For cross-population analysis, things are quite different now. While in msmc, you could estimate all three coalescence rate functions (two within and one across populations) in one go, now you have to make three runs, corresponding to the three estimates. For example, say you have four diploid individuals, two from each population, you should generate a combined input file with eight haplotypes (see msmc and msmc-tools repositories), and then start three runs:

  1. build/release/msmc2 -I 0,1,2,3 -o within1_msmc <input_chr1> <input_chr2> ...
  2. build/release/msmc2 -I 4,5,6,7 -o within2_msmc <input_chr1> <input_chr2> ...
  3. build/release/msmc2 -I 0-4,0-5,0-6,0-7,1-4,1-5,1-6,1-7,2-4,2-5,2-6,2-7,3-4,3-5,3-6,3-7 -o across_msmc <input_chr1> <input_chr2> ...

The first two runs just estimate coalescence rates within each population. The third run selects only the 16 cross-population pairs to estimate the cross-coalescence rate.

Finally, you can generate a combined msmc output file using the combineCrossCoal.py script from the msmc-tools repository:

./combineCrossCoal.py across_msmc.final.txt within1_msmc.final.txt within2_msmc.final.txt > combined12_msmc.final.txt

This script handles the fact that the three coalescence rate estimates result in different time patternings, using interpolation of the within-coalescence rates.

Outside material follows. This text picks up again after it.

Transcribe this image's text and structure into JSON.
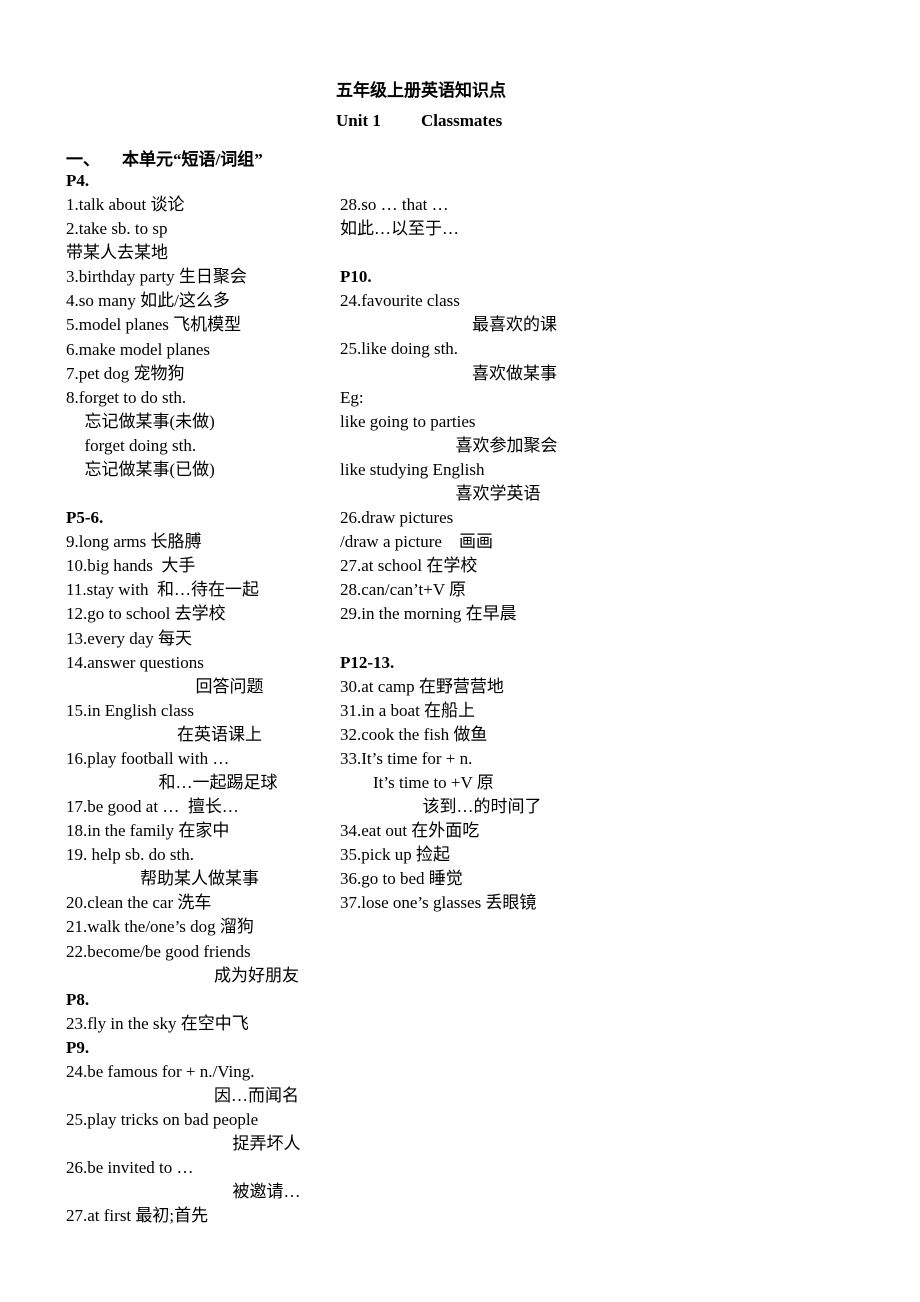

While this approach seems to be more cumbersome at first, you get a speed-up because you can separate the run into three parallel runs, and you can reuse the population size estimates within each population.

Note also that with MSMC2 there is no numerical problem anymore for large number of haplotypes. Of course, the complexity still increases quite dramatically, and I don't think it's feasible to go beyond 16 haplotypes (even that will be a huge run), but the model itself is perfectly accurate up to arbitrary numbers of haplotypes. Of course, there may also be constraints by the phasing quality. With limited phasing you will get problems in very recent times, so a large number of haplotypes may not be helpful without good phasing.